Coffee review

Coffee Culture French and Coffee Culture

Published: 2024-11-05 Author: World Gafei
Last Updated: 2024/11/05, When the French conducted a survey of foreign tourists and were asked what was the most attractive thing about Paris, many people answered not places of interest such as the Louvre and the Eiffel Tower, but cafes scattered on the streets of Paris. Someone once compared cafes to the skeletons of France, saying that if they were torn down, France would fall apart. Xu Zhimo also said that if there are no cafes in Paris,

When the French conducted a survey of foreign tourists and were asked what was the most attractive thing about Paris, many people answered not places of interest such as the Louvre and the Eiffel Tower, but cafes scattered on the streets of Paris. Someone once compared cafes to the skeletons of France, saying that if they were torn down, France would fall apart. Xu Zhimo also said, "if there are no cafes in Paris, I am afraid it will become nothing cute."

I have heard that France once drank less coffee because of a shortage of coffee, and immediately saw more people taking a nap. It may be an exaggeration, but it is true that the French are addicted to coffee.

When the "Gulf War" broke out in 1991, France was also one of the countries participating in the war. some ordinary people in China worried that the war would affect the supply of daily necessities and rushed to supermarkets to buy them. The incident alarmed the TV station, and when the camera looked at the customers who were holding "scarce supplies", they found that what they got the most was coffee and sugar.

French people go to cafes not only for coffee, but also to relax. Ordinary people like to take part in the fun, party or dinner, and they like to go wherever there are more people. Whether you are a learned philosopher, a frustrated scholar, a down-and-out artist, or a student after school, you can relax as long as you ask for a cup of hot coffee or other drink.

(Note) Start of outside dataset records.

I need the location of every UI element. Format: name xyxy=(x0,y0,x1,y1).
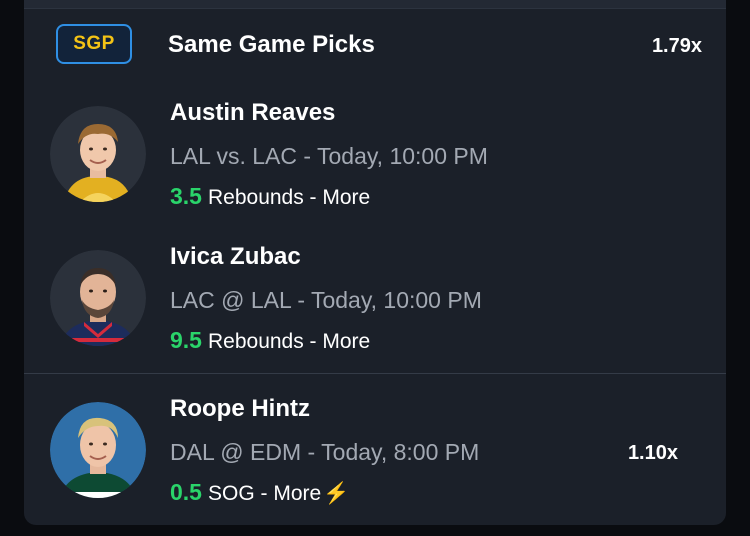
prop-line: 9.5 Rebounds - More xyxy=(170,327,370,354)
lightning-bolt-icon: ⚡ xyxy=(323,482,350,505)
matchup-info: LAC @ LAL - Today, 10:00 PM xyxy=(170,287,482,313)
card-top-edge xyxy=(24,0,726,9)
sgp-badge: SGP xyxy=(56,24,132,64)
matchup-info: LAL vs. LAC - Today, 10:00 PM xyxy=(170,143,488,169)
player-name: Austin Reaves xyxy=(170,99,336,126)
line-text: Rebounds - More xyxy=(207,330,371,353)
player-avatar-roope-hintz xyxy=(50,402,146,498)
pick-row[interactable]: Austin Reaves LAL vs. LAC - Today, 10:00… xyxy=(24,96,726,226)
group-title: Same Game Picks xyxy=(168,31,375,58)
player-avatar-austin-reaves xyxy=(50,106,146,202)
player-avatar-ivica-zubac xyxy=(50,250,146,346)
prop-line: 0.5 SOG - More⚡ xyxy=(170,479,349,506)
line-value: 0.5 xyxy=(170,479,202,505)
player-name: Roope Hintz xyxy=(170,395,310,422)
pick-row[interactable]: Ivica Zubac LAC @ LAL - Today, 10:00 PM … xyxy=(24,240,726,370)
group-multiplier: 1.79x xyxy=(651,35,702,57)
prop-line: 3.5 Rebounds - More xyxy=(170,183,370,210)
matchup-info: DAL @ EDM - Today, 8:00 PM xyxy=(170,439,480,465)
line-text: SOG - More xyxy=(207,482,322,505)
line-value: 3.5 xyxy=(170,183,202,209)
pick-row[interactable]: Roope Hintz DAL @ EDM - Today, 8:00 PM 1… xyxy=(24,392,726,522)
picks-card: SGP Same Game Picks 1.79x Austin Reaves … xyxy=(24,0,726,525)
line-text: Rebounds - More xyxy=(207,186,371,209)
player-name: Ivica Zubac xyxy=(170,243,301,270)
pick-multiplier: 1.10x xyxy=(627,442,678,464)
line-value: 9.5 xyxy=(170,327,202,353)
section-divider xyxy=(24,373,726,374)
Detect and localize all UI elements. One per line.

The warm and unrestrained blood of the Latin nation flows through the veins of the French, and they are keen to talk and publicize themselves. In the medieval feudal dynasty, the French court was the center of French political and cultural life, and the salon of upper-class society always led the mass culture and life style of France. The relaxed, elegant, romantic and colorful way of life of the royal aristocracy has affected the interest of the public. Cafes inherit some of the communicative functions of aristocratic salons in the social life of the common people, especially intellectuals.

The clove cafe on Montparnasse Street is frequented by American writers Miller and Hemingway, Irish writer Joyce and Spanish painter Picasso. Today, Hemingway's usual chair is still there, and his name is engraved on the bronze medal on the back of the chair. The clove cafe has a specialty called Hemingway Pepper Steak. When many American tourists visit Paris, they have to go there.

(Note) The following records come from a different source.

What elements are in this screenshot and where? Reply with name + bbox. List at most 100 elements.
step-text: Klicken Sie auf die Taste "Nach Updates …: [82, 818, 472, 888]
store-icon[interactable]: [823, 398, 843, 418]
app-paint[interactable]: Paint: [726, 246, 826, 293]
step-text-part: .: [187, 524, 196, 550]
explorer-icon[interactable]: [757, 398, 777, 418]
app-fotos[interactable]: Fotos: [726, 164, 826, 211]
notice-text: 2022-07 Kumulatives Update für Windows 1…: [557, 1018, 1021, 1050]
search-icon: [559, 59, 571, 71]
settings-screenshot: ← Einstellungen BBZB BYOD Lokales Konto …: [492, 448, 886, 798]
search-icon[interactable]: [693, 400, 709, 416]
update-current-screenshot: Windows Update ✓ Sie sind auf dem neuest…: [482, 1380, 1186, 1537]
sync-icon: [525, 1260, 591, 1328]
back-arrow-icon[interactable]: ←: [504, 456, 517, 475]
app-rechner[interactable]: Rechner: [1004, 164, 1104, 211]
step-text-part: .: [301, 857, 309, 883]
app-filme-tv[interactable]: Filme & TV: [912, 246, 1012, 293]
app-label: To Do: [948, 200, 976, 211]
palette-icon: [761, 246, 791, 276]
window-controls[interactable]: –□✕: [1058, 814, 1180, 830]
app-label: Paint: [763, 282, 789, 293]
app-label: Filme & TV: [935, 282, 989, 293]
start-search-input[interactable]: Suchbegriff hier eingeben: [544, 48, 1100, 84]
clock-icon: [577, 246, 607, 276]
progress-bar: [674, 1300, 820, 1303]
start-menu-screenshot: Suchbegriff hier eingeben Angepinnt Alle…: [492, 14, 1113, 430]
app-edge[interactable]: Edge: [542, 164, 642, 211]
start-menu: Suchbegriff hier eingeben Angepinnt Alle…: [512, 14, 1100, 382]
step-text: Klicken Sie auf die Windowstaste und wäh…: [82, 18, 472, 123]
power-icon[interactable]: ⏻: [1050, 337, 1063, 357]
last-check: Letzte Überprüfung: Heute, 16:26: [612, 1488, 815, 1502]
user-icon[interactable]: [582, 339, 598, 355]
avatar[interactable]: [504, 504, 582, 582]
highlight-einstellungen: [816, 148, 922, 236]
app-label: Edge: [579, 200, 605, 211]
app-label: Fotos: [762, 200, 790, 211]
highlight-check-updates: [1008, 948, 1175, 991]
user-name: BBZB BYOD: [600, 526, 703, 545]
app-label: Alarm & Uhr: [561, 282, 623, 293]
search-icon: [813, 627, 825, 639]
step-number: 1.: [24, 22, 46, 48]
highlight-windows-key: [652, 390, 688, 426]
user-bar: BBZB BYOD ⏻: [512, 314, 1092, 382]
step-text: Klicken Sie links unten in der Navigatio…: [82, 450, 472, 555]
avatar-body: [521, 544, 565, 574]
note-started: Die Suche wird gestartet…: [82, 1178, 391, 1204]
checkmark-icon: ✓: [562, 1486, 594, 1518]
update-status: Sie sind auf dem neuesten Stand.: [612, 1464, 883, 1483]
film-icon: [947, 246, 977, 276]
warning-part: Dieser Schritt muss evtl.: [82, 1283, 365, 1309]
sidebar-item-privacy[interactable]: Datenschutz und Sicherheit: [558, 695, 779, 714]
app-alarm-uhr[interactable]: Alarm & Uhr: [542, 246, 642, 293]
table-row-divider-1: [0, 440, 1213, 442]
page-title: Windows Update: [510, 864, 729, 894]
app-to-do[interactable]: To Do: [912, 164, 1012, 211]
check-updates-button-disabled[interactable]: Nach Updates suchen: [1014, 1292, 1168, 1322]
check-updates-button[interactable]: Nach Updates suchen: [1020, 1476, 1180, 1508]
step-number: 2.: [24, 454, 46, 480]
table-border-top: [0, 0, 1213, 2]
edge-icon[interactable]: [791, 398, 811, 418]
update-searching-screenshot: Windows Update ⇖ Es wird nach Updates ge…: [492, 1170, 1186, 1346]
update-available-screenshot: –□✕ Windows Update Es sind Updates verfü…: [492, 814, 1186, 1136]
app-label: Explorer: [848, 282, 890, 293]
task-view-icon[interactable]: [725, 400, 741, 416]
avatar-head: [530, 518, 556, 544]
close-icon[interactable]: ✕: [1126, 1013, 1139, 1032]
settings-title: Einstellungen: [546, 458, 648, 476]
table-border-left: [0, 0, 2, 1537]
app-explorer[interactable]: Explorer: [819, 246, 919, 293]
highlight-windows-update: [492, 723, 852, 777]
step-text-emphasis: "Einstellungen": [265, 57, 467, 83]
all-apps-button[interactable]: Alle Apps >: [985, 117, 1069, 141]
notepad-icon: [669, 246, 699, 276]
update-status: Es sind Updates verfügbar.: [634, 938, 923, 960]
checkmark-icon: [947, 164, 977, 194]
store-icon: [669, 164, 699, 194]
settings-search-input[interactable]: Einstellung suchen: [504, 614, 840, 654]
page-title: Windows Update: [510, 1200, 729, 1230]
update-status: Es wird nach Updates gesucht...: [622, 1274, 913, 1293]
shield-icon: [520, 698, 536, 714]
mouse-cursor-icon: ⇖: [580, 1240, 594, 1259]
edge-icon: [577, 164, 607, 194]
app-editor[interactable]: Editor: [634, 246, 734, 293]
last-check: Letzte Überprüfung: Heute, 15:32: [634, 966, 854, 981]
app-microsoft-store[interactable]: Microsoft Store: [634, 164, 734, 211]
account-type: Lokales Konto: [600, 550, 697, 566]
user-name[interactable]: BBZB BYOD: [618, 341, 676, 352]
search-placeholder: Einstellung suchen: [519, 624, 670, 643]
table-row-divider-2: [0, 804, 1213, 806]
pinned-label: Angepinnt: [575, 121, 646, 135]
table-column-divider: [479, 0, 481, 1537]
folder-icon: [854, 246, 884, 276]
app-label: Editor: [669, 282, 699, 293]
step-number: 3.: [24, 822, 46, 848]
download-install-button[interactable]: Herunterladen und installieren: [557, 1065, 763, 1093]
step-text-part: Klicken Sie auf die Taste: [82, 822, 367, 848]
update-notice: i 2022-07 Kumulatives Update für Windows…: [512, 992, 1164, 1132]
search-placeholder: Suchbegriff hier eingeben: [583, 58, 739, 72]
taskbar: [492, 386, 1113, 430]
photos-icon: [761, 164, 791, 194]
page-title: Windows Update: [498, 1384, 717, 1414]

The Flower God Cafe opposite St. Germain's Church and the dual Cafe next door are the places where existentialist masters Sartre and Beaufort discuss and write every day. It was sitting at the window facing the street at the Flower God Cafe that Beaufort wrote those warm love letters to her American lover Algren.

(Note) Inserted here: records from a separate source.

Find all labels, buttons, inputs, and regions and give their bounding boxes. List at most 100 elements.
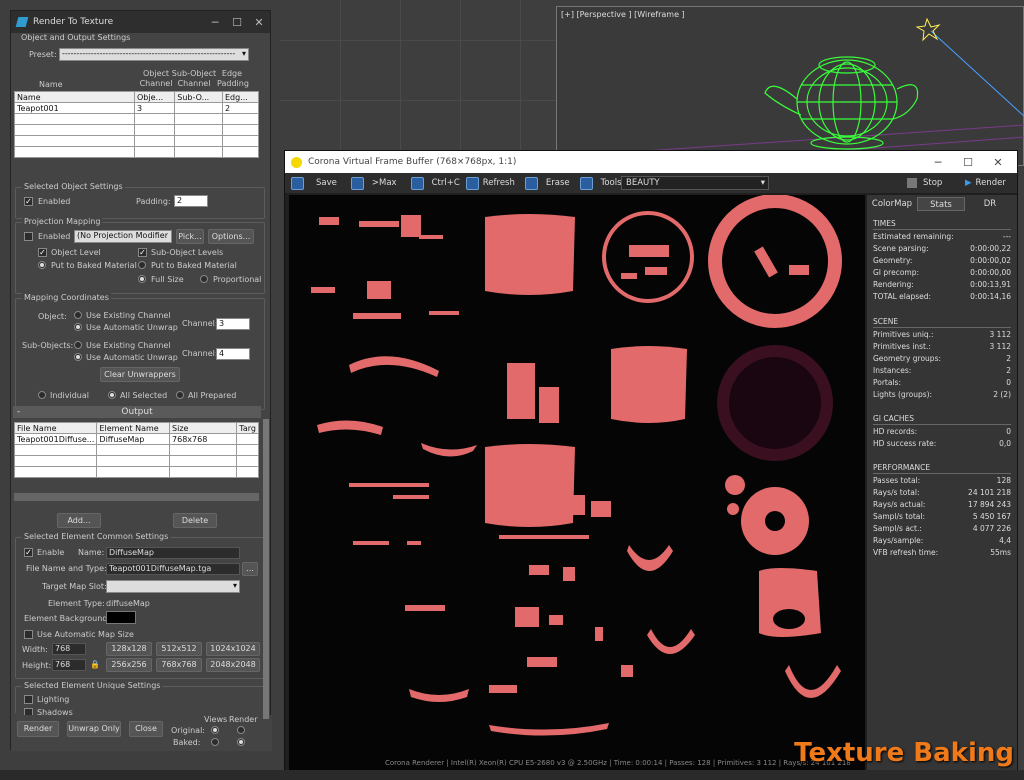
maximize-icon[interactable]: ☐ (957, 156, 979, 169)
lighting-checkbox[interactable] (24, 695, 33, 704)
cell[interactable]: 768x768 (169, 433, 238, 445)
all-selected-radio[interactable] (108, 391, 116, 399)
clear-unwrappers-button[interactable]: Clear Unwrappers (100, 367, 180, 382)
save-button[interactable]: Save (291, 176, 337, 190)
table-header[interactable]: Edg... (222, 91, 259, 103)
size-preset-button[interactable]: 768x768 (156, 658, 202, 672)
render-button[interactable]: ▶ Render (965, 176, 1006, 190)
original-render-radio[interactable] (237, 726, 245, 734)
target-slot-dropdown[interactable]: ▾ (106, 580, 240, 593)
proportional-radio[interactable] (200, 275, 208, 283)
lock-icon[interactable]: 🔒 (90, 660, 100, 669)
use-auto-radio[interactable] (74, 323, 82, 331)
individual-radio[interactable] (38, 391, 46, 399)
proj-enabled-checkbox[interactable] (24, 232, 33, 241)
table-row[interactable] (13, 466, 259, 478)
put-baked-radio-2[interactable] (138, 261, 146, 269)
all-prepared-radio[interactable] (176, 391, 184, 399)
stop-button[interactable]: Stop (907, 176, 942, 190)
unwrap-only-button[interactable]: Unwrap Only (67, 721, 121, 737)
cell[interactable] (174, 102, 223, 114)
table-row[interactable]: Teapot001 3 2 (14, 102, 259, 114)
size-preset-button[interactable]: 1024x1024 (206, 642, 260, 656)
tab-colormap[interactable]: ColorMap (869, 197, 915, 211)
channel-spinner-2[interactable]: 4 (216, 348, 250, 360)
add-button[interactable]: Add... (57, 513, 101, 528)
put-baked-radio[interactable] (38, 261, 46, 269)
browse-button[interactable]: ... (242, 562, 258, 576)
file-field[interactable]: Teapot001DiffuseMap.tga (106, 563, 240, 575)
baked-render-radio[interactable] (237, 738, 245, 746)
table-header[interactable]: Size (169, 422, 238, 434)
options-button[interactable]: Options... (208, 229, 254, 244)
vertical-scrollbar[interactable] (263, 419, 269, 719)
table-row[interactable]: Teapot001Diffuse... DiffuseMap 768x768 (13, 433, 259, 445)
object-table[interactable]: Name Obje... Sub-O... Edg... Teapot001 3 2 (14, 91, 259, 158)
cell[interactable]: Teapot001 (14, 102, 135, 114)
element-bg-swatch[interactable] (106, 611, 136, 624)
projection-modifier-dropdown[interactable]: (No Projection Modifier (74, 230, 172, 243)
tab-stats[interactable]: Stats (917, 197, 965, 211)
size-preset-button[interactable]: 512x512 (156, 642, 202, 656)
auto-size-checkbox[interactable] (24, 630, 33, 639)
table-header[interactable]: Sub-O... (174, 91, 223, 103)
dialog-titlebar[interactable]: Render To Texture ─ ☐ ✕ (11, 11, 270, 33)
table-row[interactable] (14, 124, 259, 136)
refresh-button[interactable]: Refresh (465, 176, 515, 190)
table-header[interactable]: Targ (236, 422, 259, 434)
size-preset-button[interactable]: 256x256 (106, 658, 152, 672)
close-icon[interactable]: ✕ (987, 156, 1009, 169)
cell[interactable]: DiffuseMap (96, 433, 171, 445)
collapse-icon[interactable]: - (17, 406, 20, 418)
use-auto-radio-2[interactable] (74, 353, 82, 361)
padding-spinner[interactable]: 2 (174, 195, 208, 207)
output-rollout[interactable]: - Output (13, 406, 261, 418)
channel-spinner[interactable]: 3 (216, 318, 250, 330)
width-spinner[interactable]: 768 (52, 643, 86, 655)
maximize-icon[interactable]: ☐ (226, 16, 248, 29)
cell[interactable]: 3 (133, 102, 176, 114)
table-row[interactable] (14, 146, 259, 158)
table-row[interactable] (14, 135, 259, 147)
tools-button[interactable]: Tools (579, 176, 622, 190)
enabled-checkbox[interactable]: ✓ (24, 197, 33, 206)
preset-dropdown[interactable]: ----------------------------------------… (59, 48, 249, 61)
vfb-titlebar[interactable]: Corona Virtual Frame Buffer (768×768px, … (285, 151, 1017, 173)
cell[interactable]: Teapot001Diffuse... (13, 433, 98, 445)
name-field[interactable]: DiffuseMap (106, 547, 240, 559)
sub-object-levels-checkbox[interactable]: ✓ (138, 248, 147, 257)
enable-checkbox[interactable]: ✓ (24, 548, 33, 557)
table-header[interactable]: Element Name (96, 422, 171, 434)
minimize-icon[interactable]: ─ (927, 156, 949, 169)
to-max-button[interactable]: >Max (350, 176, 397, 190)
erase-button[interactable]: Erase (524, 176, 570, 190)
original-views-radio[interactable] (211, 726, 219, 734)
close-icon[interactable]: ✕ (248, 16, 270, 29)
use-existing-radio-2[interactable] (74, 341, 82, 349)
baked-views-radio[interactable] (211, 738, 219, 746)
delete-button[interactable]: Delete (173, 513, 217, 528)
object-level-checkbox[interactable]: ✓ (38, 248, 47, 257)
table-row[interactable] (14, 113, 259, 125)
cell[interactable] (236, 433, 259, 445)
tab-dr[interactable]: DR (967, 197, 1013, 211)
size-preset-button[interactable]: 2048x2048 (206, 658, 260, 672)
table-row[interactable] (13, 444, 259, 456)
render-button[interactable]: Render (17, 721, 59, 737)
table-header[interactable]: File Name (13, 422, 98, 434)
perspective-viewport[interactable]: [+] [Perspective ] [Wireframe ] (556, 6, 1024, 167)
size-preset-button[interactable]: 128x128 (106, 642, 152, 656)
channel-dropdown[interactable]: BEAUTY ▾ (621, 176, 769, 190)
render-canvas[interactable] (289, 195, 865, 771)
close-button[interactable]: Close (129, 721, 163, 737)
height-spinner[interactable]: 768 (52, 659, 86, 671)
output-table[interactable]: File Name Element Name Size Targ Teapot001D… (13, 422, 259, 478)
minimize-icon[interactable]: ─ (204, 16, 226, 29)
pick-button[interactable]: Pick... (176, 229, 204, 244)
table-header[interactable]: Name (14, 91, 135, 103)
copy-button[interactable]: Ctrl+C (410, 176, 460, 190)
use-existing-radio[interactable] (74, 311, 82, 319)
horizontal-scrollbar[interactable] (14, 493, 259, 501)
cell[interactable]: 2 (222, 102, 259, 114)
table-row[interactable] (13, 455, 259, 467)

Prokopu Cafe is the first coffee shop to open in Paris. 300 years after the passage of time, it still retains its simple and elegant traditional decoration. Voltaire and Rousseau, the thinkers of the European Enlightenment in the 18th century, and Diderot, the author of the world's first encyclopedia, wrote works here that influenced the process of revolution and social development in Europe and America. Robespierre, Danton and Mara, the three giants of the French Revolution, also talked with other revolutionaries about the ideal of changing society and drew their own blueprints. These brilliant names often enable us to trace the passing years more or less in the staggered time and space.